To solve this, the engineers designed the TV to have a natural vertical sync time a little longer than the correct time — say, 1/29 of a second. But, the TV circuitry is also looking for something called the vertical sync signal, embedded in the incoming video signal, which tells the TV when its time to go back to the top. If the TV has nearly reached its 1/29-of-a-second vertical sync time, and it sees the vertical sync signal in the incoming video signal, it jumps immediately to the top and starts the raster process over. That way, the TV says in perfect sync with the video signal.
If the video signal is weak, and the TV can’t see the vertical sync signal, then it jumps back to the top after 1/29 of a second, and the picture, while viewable, rolls vertically due to the difference between the video signal (1/30 of a second) and the TVs built-in vertical frequency (1/29 of a second).

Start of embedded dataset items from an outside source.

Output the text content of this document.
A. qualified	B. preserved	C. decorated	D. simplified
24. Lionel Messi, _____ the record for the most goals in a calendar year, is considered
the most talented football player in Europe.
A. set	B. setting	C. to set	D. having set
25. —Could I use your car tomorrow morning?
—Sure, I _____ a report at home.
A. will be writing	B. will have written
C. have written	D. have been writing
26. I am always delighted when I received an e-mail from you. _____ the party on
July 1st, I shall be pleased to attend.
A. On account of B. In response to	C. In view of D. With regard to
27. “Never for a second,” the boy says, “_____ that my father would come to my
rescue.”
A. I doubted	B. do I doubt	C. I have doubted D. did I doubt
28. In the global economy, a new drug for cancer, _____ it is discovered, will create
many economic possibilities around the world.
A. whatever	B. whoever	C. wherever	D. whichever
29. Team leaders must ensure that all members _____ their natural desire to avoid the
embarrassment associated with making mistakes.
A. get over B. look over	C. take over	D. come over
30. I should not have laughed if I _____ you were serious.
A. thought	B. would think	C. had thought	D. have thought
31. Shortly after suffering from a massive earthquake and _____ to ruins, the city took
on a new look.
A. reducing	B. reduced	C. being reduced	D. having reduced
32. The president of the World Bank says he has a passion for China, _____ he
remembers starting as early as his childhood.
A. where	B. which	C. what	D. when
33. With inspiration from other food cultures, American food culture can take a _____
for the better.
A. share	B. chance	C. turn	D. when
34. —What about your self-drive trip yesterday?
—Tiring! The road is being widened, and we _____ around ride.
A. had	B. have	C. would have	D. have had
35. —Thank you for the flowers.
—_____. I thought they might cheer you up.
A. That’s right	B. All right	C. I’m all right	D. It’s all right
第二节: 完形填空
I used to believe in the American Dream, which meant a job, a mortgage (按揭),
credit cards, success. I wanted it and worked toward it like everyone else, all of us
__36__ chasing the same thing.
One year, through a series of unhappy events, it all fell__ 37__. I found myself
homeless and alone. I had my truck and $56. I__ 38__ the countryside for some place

Note that this scheme would not work if the TV had a naturally shorter sync time than the video signal. If the TV was set to reset vertically every 1/31 of a second, then it would do that before the vertical sync signal arrived, and the picture would roll in the other direction (or be otherwise messed-up), even when the incoming video signal was strong. So, the TV’s natural vertical frequency must be a little longer (not shorter) than the incoming video signal.
Nighty Night
So it is the same, I think, with human sleep. The human body is hard-coded for a 25-hour sleep cycle (a little longer than a real day), but is also ready to wake up a little earlier than that, when cued by a sunrise or a spazzing rooster or some such thing. When humans are isolated from the sunrise (and all other time-of-day cues), their sleep schedule goes into a 24-day “roll,” not unlike a TV that can’t see the vertical sync signal.